The look on Lumsford’s face as he caresses yet another of his prize figurines — saints and Virgin Marys — might just as well be a Neanderthal’s as he fingers some unlucky prey’s pelt. And the pride Lunsford’s Valene shows after he purchases a new stove is so total and childlike, you’d think he was 6 years old and just praised for eating all his vegetables. This is a very fine performance.

And then there’s Brian Shea as the hapless Father Welsh. There was a time, not so many years ago, when every producer in the Bay area seemed to want Shea on stage, and this performance reminds us why. Shea’s Welsh looks with haunted eyes on a landscape of nonbelievers (“It seems like God has no jurisdiction in this town,” he says at one point). He hasn’t forgotten his vocation; it’s just that no-one else in Leenane shares his faith, hope, or charity, and the lack of validation leaves him feeling isolated in the wilderness.

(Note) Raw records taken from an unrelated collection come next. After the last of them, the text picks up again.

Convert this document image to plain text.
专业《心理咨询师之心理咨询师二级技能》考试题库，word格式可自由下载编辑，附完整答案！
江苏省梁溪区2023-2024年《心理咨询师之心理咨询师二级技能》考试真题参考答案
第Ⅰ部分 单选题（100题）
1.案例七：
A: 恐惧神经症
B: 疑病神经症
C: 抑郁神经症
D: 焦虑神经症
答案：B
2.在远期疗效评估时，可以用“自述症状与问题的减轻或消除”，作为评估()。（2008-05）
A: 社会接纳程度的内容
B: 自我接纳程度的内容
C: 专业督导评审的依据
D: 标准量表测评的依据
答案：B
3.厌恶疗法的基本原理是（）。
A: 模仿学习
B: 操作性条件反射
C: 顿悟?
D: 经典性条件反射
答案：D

So he drinks — everyone knows it — and when Girleen tries to tell him that she, at least, cares about him, he’s too far gone to really hear her. Which is a pity: as played by Caitlin McDonald Eason, Girleen is the only person in town who may still have much of a soul. (She also has comparatively little stage time, which is the audience’s misfortune.) The play is beautifully directed by the vastly talented Paul Potenza, who directed The Beauty Queen of Leenane a decade ago, with a co-directing credit to Ned Averill-Snell.

Brian Smallheer’s impeccable set represents a dowdy living room and kitchen in one. As always, Katrina Stevenson’s costumes are first-rate.

There’s one small flaw in The Lonesome West: the last scene is too long. Aside from that, this, like every other play McDonagh has written, is something to know and savor. Kudos to Jobsite for bringing it to Tampa — and for presenting it with the sort of love that Father Welsh, at least, would understand.